Rather than suffer ill treatment and worse pay while crawling her way to an assistant editorship, Luskin decided she’d rather read good books and become an assistant professor. She earned a PhD in English Literature at Columbia. In Jane Austen and the Limits of Epistolary Fiction, Luskin argues that Austen uses letters to teach her characters—and her readers—the importance of close reading.
The good things about graduate school included reading great books, teaching, and living in New York City. The bad thing about New York City was summer. In 1983 Luskin attended the Bread Loaf Writers’ Conference, where she made one lifelong friend and decided to spend summers in Vermont. The following year, she rented a house even smaller than her New York apartment, where she wrote her first novel and met her Fitzwilliam Darcy. Two years later, they married.

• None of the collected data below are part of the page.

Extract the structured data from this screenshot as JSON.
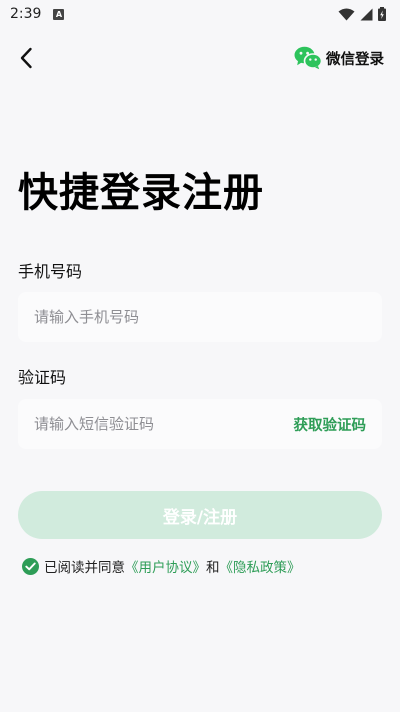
{
  "status_bar": {
    "time": "2:39",
    "notification_badge": "A",
    "icons": [
      "wifi-icon",
      "signal-icon",
      "battery-charging-icon"
    ]
  },
  "header": {
    "back_icon": "chevron-left-icon",
    "wechat_icon": "wechat-icon",
    "wechat_login_label": "微信登录"
  },
  "main": {
    "title": "快捷登录注册",
    "phone": {
      "label": "手机号码",
      "placeholder": "请输入手机号码",
      "value": ""
    },
    "code": {
      "label": "验证码",
      "placeholder": "请输入短信验证码",
      "value": "",
      "get_code_label": "获取验证码"
    },
    "submit_label": "登录/注册",
    "agreement": {
      "checked": true,
      "prefix": "已阅读并同意",
      "user_agreement": "《用户协议》",
      "conjunction": "和",
      "privacy_policy": "《隐私政策》"
    }
  },
  "colors": {
    "accent": "#2e9d57",
    "button_disabled_bg": "#d1ebdd",
    "background": "#f7f7f9"
  }
}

With her newly awarded doctorate, Luskin became the office manager of what she called “The Mom and Pop Doc Shop,” bore three children, gardened, and dreamt of order, quiet, and time to write. But even in the noise and disorder of family life, she managed to write essays, features, and fiction.
Luskin retired from health care administration in 2003 and has focused on her twin passions of reading and writing ever since. She continues to teach writing and literature-based humanities classes to inmates, healthcare workers, children, adults and elders. She writes for a variety of publications, and is a regular commentator on Vermont Public Radio.
When not reading or writing, Luskin enjoys hiking, keeping bees, raising fruits, vegetables and chickens, sculling, cross-country skiing, snowshoeing, and heating with wood. She lives with her husband, three children, two cats, and a dog in southern Vermont.